Савельевна неожиданно заорала благим матом:
– Ой, ратуйте, люди добрые! Ой, живота лишают, последнее добро отбирают!
Андрей перетянул ее плеткой по спине. Савельевна замолкла, но вопли ее свое дело сделали. В избу вбежали два мужика-соседа. Увидев Андрея, они замялись.
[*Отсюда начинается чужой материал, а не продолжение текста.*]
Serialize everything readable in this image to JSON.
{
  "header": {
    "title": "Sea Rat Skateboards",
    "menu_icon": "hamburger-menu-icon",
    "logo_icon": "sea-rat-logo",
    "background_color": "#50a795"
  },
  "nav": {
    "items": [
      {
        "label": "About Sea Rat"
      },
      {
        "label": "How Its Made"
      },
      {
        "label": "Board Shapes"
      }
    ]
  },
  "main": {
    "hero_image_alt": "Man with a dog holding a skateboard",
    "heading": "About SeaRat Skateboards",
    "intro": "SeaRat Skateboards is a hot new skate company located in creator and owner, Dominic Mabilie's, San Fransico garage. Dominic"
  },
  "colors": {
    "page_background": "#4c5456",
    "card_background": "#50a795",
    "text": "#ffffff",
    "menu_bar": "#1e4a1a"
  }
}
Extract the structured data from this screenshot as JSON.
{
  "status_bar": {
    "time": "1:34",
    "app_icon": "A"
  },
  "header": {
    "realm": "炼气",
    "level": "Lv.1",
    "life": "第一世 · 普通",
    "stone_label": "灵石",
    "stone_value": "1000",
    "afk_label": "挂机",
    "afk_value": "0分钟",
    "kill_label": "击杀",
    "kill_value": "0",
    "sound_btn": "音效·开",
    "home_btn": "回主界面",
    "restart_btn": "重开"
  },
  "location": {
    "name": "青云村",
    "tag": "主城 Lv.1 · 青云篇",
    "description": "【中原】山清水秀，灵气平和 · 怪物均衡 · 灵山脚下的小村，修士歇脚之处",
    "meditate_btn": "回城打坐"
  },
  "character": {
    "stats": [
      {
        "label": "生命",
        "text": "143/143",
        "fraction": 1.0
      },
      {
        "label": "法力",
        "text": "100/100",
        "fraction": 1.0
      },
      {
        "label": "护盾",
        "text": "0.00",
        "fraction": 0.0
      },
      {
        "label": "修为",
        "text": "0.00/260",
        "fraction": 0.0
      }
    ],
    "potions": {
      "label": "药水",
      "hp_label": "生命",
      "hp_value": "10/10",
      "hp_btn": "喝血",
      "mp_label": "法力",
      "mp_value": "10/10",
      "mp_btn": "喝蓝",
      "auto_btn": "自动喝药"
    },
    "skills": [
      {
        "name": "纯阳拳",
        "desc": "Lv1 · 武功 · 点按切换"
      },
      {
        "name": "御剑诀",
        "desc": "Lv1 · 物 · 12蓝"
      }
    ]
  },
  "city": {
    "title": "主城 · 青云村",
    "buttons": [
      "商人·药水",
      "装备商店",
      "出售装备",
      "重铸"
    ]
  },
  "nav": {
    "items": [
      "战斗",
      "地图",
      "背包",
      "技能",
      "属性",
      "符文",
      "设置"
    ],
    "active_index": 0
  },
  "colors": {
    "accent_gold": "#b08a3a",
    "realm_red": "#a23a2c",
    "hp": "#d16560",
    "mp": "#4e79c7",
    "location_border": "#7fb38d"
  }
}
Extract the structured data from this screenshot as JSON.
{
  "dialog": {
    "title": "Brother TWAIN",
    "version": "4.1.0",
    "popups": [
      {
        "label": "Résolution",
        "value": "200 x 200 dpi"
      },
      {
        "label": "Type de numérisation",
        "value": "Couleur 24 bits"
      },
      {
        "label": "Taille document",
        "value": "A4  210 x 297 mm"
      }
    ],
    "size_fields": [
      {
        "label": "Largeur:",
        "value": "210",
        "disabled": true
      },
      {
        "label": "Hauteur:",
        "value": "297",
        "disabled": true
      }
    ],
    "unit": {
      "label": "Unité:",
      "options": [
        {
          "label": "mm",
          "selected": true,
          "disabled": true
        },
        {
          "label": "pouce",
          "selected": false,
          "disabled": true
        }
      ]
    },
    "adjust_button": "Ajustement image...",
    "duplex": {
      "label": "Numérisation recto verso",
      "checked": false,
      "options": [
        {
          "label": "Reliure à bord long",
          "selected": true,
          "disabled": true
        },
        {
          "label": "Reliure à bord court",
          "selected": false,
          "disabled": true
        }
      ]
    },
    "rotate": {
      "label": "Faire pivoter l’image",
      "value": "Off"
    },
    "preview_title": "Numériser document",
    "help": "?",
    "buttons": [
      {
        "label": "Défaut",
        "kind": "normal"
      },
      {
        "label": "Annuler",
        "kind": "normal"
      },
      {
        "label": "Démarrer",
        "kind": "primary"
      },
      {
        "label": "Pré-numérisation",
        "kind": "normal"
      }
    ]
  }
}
Поднять руку на служилого опасно, все равно что князю нанести обиду: можно самому в порубе оказаться.
Андрей не растерялся:
– Во, видаками будете!
Мужики ринулись в дверь, столкнулись и застряли.
– Стоять! – рявкнул Андрей. – Не то плети отведаете за ослушание.
Мужики замерли, осознавая, что влипли.
– Савельевна, сама вещи краденые покажешь или мне поискать?
– Сам ищи, пес!
– Слыхали? – Это Андрей мужикам: устное оскорбление каралось вирой.
Андрей обыскал всю избу, но ничего не нашел. Тогда он полез на чердак – так просто. Во дворе стояли сараюшки, и он направился к ним. Открыв дверь одной, увидел в ней дрова для печи. Направился ко второму сарайчику и, распахнув дверь, обнаружил два лежащих на полу узла.
– Видаки, ну-ка, ко мне!
За мужиками заковыляла бабка.
– Что в узлах?
– Запамятовала я, голубчик, давно они лежат.
– Если давно, то где пыль?
Андрей вытащил из сараюшки один узел и развязал его. Там лежали мужские вещи: штаны, две рубахи, слегка поношенные сапоги и заячий кожушок.
– Мое, мое это, мужа покойного! – заголосила Савельевна, а у самой злобно сверкали глаза.
Андрей вещи понюхал. Лежалым, прелым не пахло, стало быть, вещи лежат недавно.
– И когда же муж у тебя умер?
– Годков пять тому.
– За пять лет кожушок в сарае моль уже съела бы, да и рубахи плесенью покрылись.
Мужики согласно закивали.
Андрей извлек из сарая еще один узел.
– А тут?
– Ой, не помню! Старая я, память подводит! – Но глаза у Савельевны бегали.
Андрей развязал узел. Тут были вещи – детские и женские: сарафан расшитый, кокошник, понева, рубашонки для детей лет пяти.
– Тоже скажешь – твое?
Андрей зашел в сарай и начал обыскивать его тщательно. В избе у Савельевны он денег не нашел, а должны быть. Ей пьяницы за перевар деньги приносят, а она расплачивается ими за краденые вещи. Саму обыскать?